Falsa documentazione per ottenere permesso di soggiorno: due extracomunitari nei guai a Reggio Emilia



    poliziaL’Ufficio Immigrazione ha smascherato due extracomunitari che, con modalità diverse ma con lo stesso scopo, avevano presentato falsa documentazione.

    Il primo caso riguarda una 32enne donna indiana la quale, all’atto della richiesta di rinnovo, dichiarava di svolgere l’attività di imbianchino in una ditta della provincia. Gli Agenti della Sezione Investigativa dell’Ufficio Immigrazione hanno attivato immediatamente le indagini per quella insolita e sospetta attività lavorativa, scoprendo che il rapporto di lavoro era stato instaurato solo qualche giorno prima della richiesta di rinnovo del permesso ed era durato solo otto giorni.
    Presentatasi in Questura per le incombenze necessarie al rilascio del titolo, le veniva contestata la falsità del rapporto di lavoro e la donna, davanti all’evidenza, dichiarava di essere ricorsa a quell’espediente per aggirare gli obblighi fissati dalle leggi sull’immigrazione.
    La 32enne cittadina indiana veniva denunciata per aver presentato documentazione falsa e nei suoi confronti veniva avviata la procedura di rigetto dell’istanza.

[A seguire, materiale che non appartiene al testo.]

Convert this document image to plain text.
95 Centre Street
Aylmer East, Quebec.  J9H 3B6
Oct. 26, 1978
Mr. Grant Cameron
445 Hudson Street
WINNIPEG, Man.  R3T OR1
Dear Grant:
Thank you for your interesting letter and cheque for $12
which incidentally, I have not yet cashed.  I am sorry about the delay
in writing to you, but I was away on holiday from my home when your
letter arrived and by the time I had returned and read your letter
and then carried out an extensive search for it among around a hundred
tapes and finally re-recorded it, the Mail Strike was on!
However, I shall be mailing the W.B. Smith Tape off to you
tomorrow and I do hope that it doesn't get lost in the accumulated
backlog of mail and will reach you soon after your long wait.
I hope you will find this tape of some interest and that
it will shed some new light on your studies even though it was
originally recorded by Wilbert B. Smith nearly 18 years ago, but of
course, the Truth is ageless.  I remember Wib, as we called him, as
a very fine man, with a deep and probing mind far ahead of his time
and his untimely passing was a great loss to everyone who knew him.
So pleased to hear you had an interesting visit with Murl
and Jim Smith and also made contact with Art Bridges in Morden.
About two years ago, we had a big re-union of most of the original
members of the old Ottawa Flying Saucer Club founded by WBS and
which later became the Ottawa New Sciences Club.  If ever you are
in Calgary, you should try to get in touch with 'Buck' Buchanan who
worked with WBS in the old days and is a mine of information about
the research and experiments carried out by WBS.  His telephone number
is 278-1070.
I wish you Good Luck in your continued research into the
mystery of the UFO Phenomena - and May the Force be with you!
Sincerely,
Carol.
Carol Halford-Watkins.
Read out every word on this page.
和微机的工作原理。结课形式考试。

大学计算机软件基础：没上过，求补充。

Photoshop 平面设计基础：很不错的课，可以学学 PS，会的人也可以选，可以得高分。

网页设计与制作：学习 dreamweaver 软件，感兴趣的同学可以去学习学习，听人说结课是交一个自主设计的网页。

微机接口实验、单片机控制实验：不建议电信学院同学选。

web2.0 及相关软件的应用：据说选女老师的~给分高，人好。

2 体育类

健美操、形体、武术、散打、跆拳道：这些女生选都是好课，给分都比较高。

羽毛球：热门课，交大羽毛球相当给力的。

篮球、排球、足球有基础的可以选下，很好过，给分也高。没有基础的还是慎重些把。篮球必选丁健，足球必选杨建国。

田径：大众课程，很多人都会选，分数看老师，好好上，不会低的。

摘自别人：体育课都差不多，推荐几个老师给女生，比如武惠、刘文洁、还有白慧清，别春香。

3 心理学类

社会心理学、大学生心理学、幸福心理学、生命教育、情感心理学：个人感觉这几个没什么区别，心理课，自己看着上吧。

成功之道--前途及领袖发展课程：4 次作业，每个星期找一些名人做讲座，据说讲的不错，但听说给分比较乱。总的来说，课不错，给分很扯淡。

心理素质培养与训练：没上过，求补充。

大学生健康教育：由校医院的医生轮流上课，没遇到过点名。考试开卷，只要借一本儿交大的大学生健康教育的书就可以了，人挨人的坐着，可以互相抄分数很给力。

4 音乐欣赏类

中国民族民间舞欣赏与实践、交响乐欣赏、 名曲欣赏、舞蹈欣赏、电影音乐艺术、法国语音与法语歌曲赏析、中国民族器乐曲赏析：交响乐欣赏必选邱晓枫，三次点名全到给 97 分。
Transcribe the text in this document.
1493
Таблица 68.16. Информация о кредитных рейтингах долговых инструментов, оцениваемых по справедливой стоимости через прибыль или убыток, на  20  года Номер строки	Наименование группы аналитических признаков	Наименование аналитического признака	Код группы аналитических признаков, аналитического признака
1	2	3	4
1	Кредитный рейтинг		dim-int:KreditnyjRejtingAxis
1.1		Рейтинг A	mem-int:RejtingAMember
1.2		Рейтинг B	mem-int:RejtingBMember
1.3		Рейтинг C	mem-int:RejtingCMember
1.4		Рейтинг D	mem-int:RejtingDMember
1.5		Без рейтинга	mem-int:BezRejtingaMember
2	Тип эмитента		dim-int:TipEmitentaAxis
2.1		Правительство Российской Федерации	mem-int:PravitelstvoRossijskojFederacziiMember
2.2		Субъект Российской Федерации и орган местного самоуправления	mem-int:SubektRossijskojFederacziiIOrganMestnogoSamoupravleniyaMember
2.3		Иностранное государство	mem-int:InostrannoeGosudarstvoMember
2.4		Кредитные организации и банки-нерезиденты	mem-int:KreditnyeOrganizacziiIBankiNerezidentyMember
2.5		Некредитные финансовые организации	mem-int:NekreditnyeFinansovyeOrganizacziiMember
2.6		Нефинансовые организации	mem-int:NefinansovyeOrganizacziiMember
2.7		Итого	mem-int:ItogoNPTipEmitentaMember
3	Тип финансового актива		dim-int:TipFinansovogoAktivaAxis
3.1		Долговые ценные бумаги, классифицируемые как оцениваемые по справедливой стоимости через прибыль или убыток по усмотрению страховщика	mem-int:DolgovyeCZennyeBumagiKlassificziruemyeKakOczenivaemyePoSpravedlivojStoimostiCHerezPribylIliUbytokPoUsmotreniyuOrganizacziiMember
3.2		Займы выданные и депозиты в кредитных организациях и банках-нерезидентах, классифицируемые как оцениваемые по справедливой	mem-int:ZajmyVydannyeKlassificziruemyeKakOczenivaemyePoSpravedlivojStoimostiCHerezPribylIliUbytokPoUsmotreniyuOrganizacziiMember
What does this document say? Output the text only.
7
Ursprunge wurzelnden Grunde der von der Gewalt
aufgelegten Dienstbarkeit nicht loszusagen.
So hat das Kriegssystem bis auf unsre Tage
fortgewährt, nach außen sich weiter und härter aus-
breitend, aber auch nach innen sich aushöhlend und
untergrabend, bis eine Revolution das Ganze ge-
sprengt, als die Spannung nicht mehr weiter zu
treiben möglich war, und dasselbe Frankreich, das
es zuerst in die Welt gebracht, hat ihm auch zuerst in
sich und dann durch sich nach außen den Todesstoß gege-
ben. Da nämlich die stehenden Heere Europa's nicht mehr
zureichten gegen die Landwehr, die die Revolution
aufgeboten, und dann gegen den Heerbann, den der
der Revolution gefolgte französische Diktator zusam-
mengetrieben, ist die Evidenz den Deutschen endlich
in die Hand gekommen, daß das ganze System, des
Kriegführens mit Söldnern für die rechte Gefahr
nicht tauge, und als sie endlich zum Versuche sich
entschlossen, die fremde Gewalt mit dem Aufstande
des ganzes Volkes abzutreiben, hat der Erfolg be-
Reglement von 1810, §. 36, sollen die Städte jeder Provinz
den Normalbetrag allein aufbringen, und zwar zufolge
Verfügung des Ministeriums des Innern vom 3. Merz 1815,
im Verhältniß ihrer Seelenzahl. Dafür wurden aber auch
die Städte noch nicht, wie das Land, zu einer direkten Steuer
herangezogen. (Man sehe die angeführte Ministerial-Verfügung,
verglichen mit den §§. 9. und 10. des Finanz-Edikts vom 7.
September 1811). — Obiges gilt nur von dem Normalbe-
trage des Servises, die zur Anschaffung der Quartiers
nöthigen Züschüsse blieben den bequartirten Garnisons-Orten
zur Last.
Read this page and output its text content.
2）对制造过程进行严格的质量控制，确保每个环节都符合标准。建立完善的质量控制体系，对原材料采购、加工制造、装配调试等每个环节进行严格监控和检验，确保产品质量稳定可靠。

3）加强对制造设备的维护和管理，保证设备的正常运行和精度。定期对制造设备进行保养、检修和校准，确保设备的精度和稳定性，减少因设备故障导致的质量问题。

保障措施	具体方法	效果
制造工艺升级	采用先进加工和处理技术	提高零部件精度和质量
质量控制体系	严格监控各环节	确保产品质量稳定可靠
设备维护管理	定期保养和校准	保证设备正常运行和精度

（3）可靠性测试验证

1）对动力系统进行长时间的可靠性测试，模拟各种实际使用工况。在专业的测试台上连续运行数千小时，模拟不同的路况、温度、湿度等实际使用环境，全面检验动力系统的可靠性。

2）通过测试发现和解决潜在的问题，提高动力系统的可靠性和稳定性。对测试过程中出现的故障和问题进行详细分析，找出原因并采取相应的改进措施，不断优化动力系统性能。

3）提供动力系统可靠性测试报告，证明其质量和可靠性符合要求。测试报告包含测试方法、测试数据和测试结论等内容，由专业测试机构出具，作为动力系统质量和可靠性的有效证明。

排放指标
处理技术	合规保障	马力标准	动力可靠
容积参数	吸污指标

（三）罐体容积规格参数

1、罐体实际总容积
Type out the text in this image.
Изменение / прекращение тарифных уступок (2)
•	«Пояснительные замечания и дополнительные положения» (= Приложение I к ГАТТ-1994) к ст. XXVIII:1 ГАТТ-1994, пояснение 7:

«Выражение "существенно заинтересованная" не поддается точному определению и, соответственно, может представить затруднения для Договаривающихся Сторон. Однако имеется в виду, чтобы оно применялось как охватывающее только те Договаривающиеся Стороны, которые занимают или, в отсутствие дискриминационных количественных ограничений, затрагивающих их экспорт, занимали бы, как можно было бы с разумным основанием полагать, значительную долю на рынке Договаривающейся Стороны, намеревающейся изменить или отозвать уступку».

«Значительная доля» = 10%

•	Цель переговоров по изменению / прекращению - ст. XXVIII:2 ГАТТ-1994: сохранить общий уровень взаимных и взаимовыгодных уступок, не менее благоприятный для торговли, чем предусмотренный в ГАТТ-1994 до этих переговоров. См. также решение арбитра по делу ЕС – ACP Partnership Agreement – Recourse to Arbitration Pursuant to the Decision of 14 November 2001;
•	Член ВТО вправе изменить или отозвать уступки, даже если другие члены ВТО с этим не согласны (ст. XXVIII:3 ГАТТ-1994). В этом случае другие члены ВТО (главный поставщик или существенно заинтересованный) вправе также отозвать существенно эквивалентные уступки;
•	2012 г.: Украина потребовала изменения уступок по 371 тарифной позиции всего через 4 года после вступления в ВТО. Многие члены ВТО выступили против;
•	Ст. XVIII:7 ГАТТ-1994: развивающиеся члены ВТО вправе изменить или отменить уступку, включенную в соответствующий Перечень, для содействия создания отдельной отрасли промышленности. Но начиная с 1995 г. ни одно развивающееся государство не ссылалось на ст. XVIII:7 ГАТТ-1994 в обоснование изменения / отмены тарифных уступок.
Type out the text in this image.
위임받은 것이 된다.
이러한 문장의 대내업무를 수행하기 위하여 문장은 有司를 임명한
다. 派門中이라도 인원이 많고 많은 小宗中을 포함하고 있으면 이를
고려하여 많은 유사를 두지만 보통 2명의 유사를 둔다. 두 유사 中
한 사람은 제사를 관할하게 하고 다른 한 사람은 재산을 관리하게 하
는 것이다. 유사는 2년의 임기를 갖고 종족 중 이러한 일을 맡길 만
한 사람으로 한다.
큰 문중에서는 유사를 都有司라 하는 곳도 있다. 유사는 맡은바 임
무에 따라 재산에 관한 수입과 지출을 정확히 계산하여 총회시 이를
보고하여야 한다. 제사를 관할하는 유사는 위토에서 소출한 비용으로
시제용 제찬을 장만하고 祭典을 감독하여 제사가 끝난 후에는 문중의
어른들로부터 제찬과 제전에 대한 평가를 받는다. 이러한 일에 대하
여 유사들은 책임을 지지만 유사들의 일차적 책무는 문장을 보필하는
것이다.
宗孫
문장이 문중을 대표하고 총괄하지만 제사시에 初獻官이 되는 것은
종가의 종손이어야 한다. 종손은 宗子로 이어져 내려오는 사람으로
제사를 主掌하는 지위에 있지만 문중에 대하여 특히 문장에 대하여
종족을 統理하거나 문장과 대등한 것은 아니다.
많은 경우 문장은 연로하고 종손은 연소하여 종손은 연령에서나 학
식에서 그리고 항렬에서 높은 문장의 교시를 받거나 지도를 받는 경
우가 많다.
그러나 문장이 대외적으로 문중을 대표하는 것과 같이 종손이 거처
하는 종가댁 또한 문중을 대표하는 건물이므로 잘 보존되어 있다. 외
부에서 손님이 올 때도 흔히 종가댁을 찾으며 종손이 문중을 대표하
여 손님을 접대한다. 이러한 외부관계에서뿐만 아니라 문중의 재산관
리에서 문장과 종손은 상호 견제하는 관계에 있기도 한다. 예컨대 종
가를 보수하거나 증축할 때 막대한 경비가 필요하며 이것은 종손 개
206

    Il secondo caso riguarda invece un 35enne cittadino ghanese spacciatosi per liberiano, che arrivato in Italia aveva ottenuto lo status derivante dalla cosiddetta “protezione sussidiaria” .
    Alla scadenza del permesso di soggiorno si è presentato all’Ufficio Immigrazione chiedendo il rinnovo.
    A corredo dell’istanza ha presentato un passaporto liberiano che dai controlli sarebbe risultato falso.
    La Sezione Investigativa dell’Ufficio Immigrazione ha scoperto che l’uomo era in realtà un cittadino ghanese.
    Anch’egli è stato denunciato per possesso e utilizzo di documento falso e anche in questo caso si avviava la procedura di rigetto dell’istanza.